PORT-AU-PRINCE // As Haitian troops raised the national flag in front of the crumpled presidential palace on Tuesday, one week after the capital's destruction by an earthquake, residents argued over the future of their homeland.
Apache helicopters touched down in the centre of Port-au-Prince as 11,000 US troops took control of the city, angering nationalist islanders but pleasing others who see their own government as woefully corrupt and incompetent. "The government of Haiti cannot help me, and I cannot help myself," said a jobless Jackson Nicolas, 42. "We were a proud nation - the first black country in the world. But now we cannot do anything for ourselves.
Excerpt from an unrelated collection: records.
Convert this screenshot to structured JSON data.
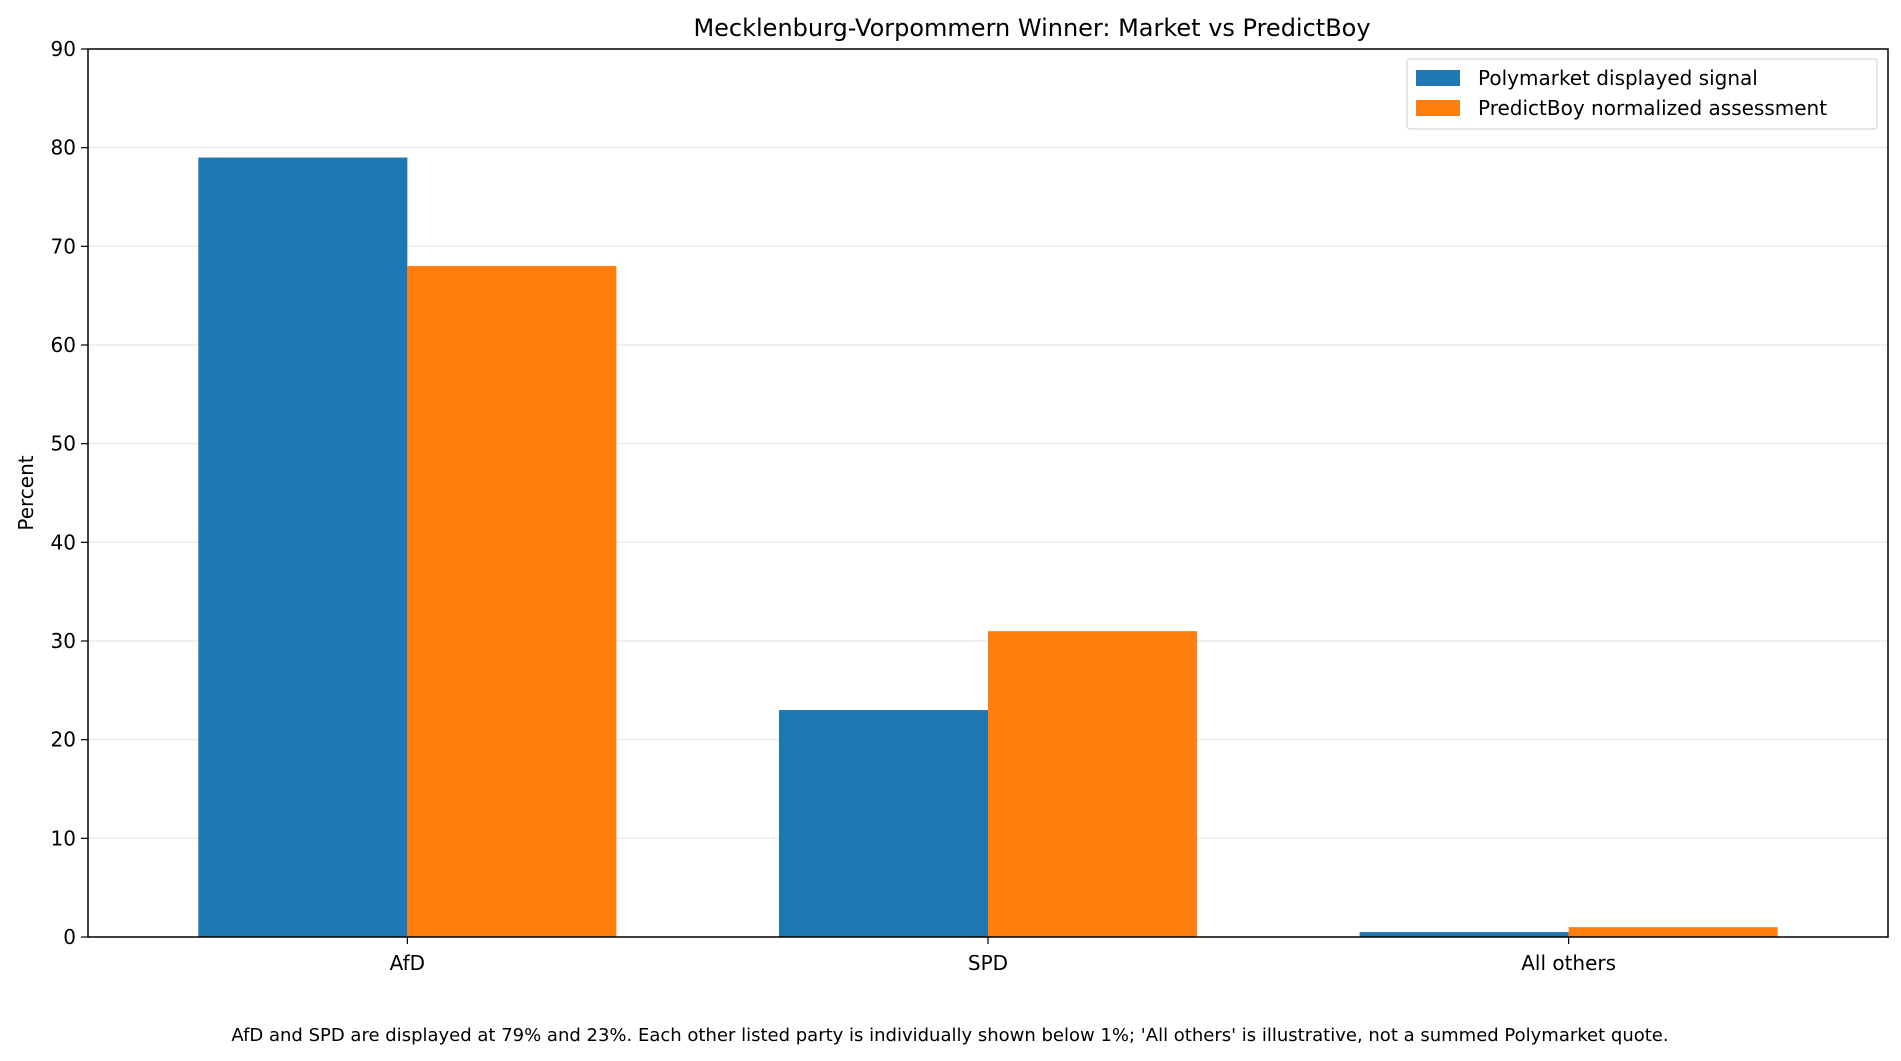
{
  "chart_data": {
    "type": "bar",
    "title": "Mecklenburg-Vorpommern Winner: Market vs PredictBoy",
    "xlabel": "",
    "ylabel": "Percent",
    "categories": [
      "AfD",
      "SPD",
      "All others"
    ],
    "series": [
      {
        "name": "Polymarket displayed signal",
        "color": "#1f77b4",
        "values": [
          79,
          23,
          0.5
        ]
      },
      {
        "name": "PredictBoy normalized assessment",
        "color": "#ff7f0e",
        "values": [
          68,
          31,
          1
        ]
      }
    ],
    "ylim": [
      0,
      90
    ],
    "yticks": [
      0,
      10,
      20,
      30,
      40,
      50,
      60,
      70,
      80,
      90
    ],
    "grid": "y",
    "legend_position": "top-right",
    "caption": "AfD and SPD are displayed at 79% and 23%. Each other listed party is individually shown below 1%; 'All others' is illustrative, not a summed Polymarket quote."
  }
}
This earthquake was our chance to get back to ground zero and rebuild this country, and the presence of the United States is necessary for this."
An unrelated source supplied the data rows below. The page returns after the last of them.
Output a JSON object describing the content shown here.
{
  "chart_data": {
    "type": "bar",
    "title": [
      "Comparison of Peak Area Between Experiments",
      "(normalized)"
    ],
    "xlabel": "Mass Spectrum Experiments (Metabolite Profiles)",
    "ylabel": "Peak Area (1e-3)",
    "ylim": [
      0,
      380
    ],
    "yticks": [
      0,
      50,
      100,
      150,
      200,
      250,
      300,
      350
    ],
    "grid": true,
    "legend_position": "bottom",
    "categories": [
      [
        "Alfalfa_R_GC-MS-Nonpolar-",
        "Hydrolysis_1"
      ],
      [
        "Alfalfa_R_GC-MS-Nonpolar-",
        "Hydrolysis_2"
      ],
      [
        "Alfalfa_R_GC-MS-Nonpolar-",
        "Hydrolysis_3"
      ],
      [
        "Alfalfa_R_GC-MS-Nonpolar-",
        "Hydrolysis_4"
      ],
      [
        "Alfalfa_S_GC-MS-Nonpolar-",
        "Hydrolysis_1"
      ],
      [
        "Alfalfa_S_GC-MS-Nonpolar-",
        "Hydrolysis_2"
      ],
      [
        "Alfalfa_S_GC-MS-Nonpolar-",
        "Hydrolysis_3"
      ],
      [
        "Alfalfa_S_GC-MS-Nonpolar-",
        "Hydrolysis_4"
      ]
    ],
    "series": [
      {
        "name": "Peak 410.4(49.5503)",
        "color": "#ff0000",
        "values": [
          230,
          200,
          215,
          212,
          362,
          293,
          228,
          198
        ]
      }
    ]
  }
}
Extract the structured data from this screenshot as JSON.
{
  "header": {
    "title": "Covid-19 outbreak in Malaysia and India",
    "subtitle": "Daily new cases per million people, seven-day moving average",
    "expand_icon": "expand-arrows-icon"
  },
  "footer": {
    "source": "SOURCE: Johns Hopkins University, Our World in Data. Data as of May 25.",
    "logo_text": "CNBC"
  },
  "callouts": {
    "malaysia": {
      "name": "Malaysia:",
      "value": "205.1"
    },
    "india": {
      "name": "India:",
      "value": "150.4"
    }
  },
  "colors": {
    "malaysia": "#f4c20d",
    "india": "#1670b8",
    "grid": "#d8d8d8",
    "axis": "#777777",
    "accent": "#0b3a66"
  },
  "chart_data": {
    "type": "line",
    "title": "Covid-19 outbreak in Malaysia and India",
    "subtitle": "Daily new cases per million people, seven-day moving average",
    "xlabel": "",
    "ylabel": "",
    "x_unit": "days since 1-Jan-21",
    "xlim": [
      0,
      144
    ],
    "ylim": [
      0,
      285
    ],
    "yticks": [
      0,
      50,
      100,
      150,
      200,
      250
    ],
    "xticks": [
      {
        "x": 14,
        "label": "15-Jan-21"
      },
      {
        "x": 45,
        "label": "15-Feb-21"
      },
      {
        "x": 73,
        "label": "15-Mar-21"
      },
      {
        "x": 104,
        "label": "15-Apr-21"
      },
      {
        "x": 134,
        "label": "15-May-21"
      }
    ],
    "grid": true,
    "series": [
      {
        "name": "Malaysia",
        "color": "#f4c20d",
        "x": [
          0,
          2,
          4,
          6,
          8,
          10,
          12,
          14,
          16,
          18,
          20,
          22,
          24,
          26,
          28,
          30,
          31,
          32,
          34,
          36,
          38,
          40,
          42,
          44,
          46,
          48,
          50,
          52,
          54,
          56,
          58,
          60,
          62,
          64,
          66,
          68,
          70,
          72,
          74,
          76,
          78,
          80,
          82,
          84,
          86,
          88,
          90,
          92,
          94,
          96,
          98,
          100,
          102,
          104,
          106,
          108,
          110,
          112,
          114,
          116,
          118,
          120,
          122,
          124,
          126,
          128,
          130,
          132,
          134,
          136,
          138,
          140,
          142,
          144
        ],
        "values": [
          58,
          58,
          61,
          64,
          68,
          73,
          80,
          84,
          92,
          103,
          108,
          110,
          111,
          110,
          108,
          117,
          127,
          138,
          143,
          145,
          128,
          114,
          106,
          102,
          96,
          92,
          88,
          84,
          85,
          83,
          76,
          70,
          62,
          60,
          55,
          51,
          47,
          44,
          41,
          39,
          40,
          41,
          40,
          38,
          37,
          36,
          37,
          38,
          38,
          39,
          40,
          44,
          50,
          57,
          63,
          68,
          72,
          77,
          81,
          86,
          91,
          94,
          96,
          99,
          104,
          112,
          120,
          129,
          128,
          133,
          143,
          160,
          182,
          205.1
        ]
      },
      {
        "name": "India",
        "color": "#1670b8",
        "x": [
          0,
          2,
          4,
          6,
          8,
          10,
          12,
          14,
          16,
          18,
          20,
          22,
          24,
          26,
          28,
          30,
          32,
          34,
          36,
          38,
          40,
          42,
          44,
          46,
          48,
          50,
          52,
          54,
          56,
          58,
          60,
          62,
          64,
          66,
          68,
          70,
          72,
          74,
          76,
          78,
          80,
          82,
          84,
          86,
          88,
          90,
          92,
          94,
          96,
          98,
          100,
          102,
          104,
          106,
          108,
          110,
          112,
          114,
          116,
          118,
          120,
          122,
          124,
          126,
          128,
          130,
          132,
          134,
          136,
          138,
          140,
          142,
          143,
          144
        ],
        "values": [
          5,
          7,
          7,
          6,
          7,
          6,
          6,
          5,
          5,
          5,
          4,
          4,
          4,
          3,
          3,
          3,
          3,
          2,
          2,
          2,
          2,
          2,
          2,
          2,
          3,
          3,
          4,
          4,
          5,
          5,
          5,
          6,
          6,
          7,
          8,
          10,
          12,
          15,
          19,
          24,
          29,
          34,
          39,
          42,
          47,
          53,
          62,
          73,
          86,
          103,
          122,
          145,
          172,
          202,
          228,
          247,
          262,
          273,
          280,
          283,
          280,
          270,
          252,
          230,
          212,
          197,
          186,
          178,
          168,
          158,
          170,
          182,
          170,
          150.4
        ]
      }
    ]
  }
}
Amid a makeshift camp of thousands of Haitians left homeless by the earthquake, Mr Nicolas's words angered the patriotic sentiments of the many countrymen who saw hope in their collective ability to overcome a near-apocalypse. "The future of Haiti is in the hands of Haiti," shouted Eddy Michel, 39, an electrician. "We need aid and help from these other countries, but we need the work of ordinary Haitians to get ourselves back on our feet."
Among the mountains of twisted steel and concrete that pockmark Port-au-Prince, residents struggled to address the scale of their loss. It was not just their immediate problems of finding food, water and shelter that concerned them, but how they would find work - and an income - in the troubling months ahead. The vacant lots that have become shantytowns of wooden poles and plastic sheets are filled with Haitians digging in for the long haul, dividing lots in grid-like patterns and building homes from anything salvageable from their levelled houses.
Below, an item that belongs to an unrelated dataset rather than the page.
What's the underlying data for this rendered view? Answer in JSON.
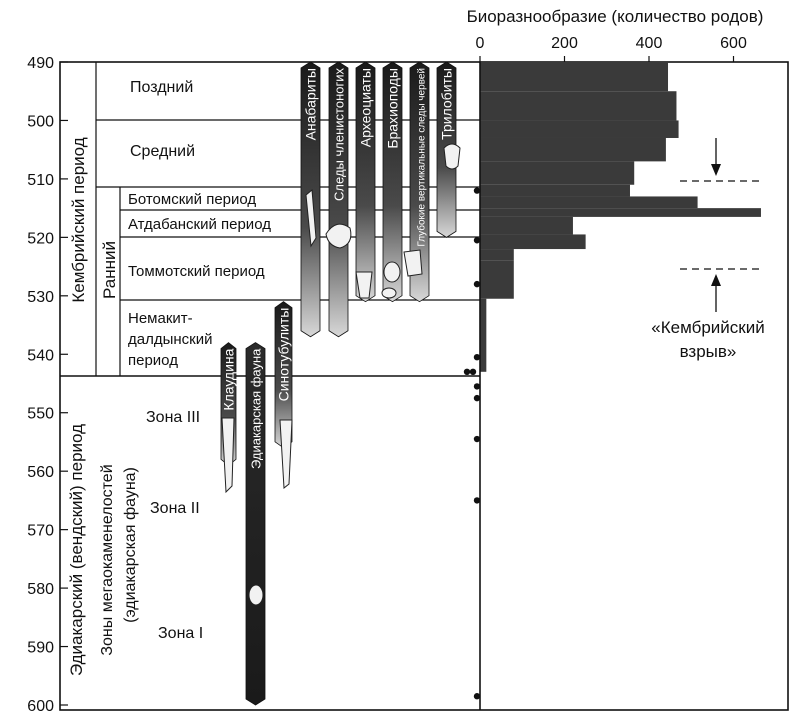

UN officials acknowledge that Haitians have looted supermarkets for food and other supplies, but describe a city in which buses have started running, 23 hospitals are treating the injured and unidentified corpses have been interred in rural mass graves. Food aid is reaching 270,000 people, though a three-fold hike in the price of rice and shortages of petrol are making life difficult for those not receiving the aid. Other residents have fled the city, where more than one-third of buildings were levelled, to find accommodation in the provinces.
A UN radio station in Haiti, known as Minustah, broadcasts news on preventing cholera and evacuating the beleaguered capital. In between, it plays songs by the likes of Tracy Chapman and Bob Marley. Many earthquake survivors are still wearing the clothes they had on at 4.53pm on January 12, their wardrobes buried under the rubble. They gather steel poles, wood and other supplies from flattened buildings and ready themselves for a drawn-out recovery.
Although looting and the threat from armed gangs has been highlighted in the media, among most Haitians there is a remarkable spirit of fortitude and endurance - and of co-operation and community support. "People are co-operating. Nobody has that much to give, but we are sharing," said Eleda Lolo, 45, a beautician and mother of one from the Delmas suburb, who lost her home and now is scrambling to feed herself and her child in a sprawling camp beside St Louis de Gonzague high school.
"We are looking for homes. For jobs," she said. "The government should try and do something to help us with our lives." UN development chiefs agree. They say Haiti needs massive development assistance to foster a lasting recovery. They also emphasise that it was the cheap, sand-filled concrete buildings that caused the massive number of deaths, and that the reconstruction must adhere to much more strict building standards.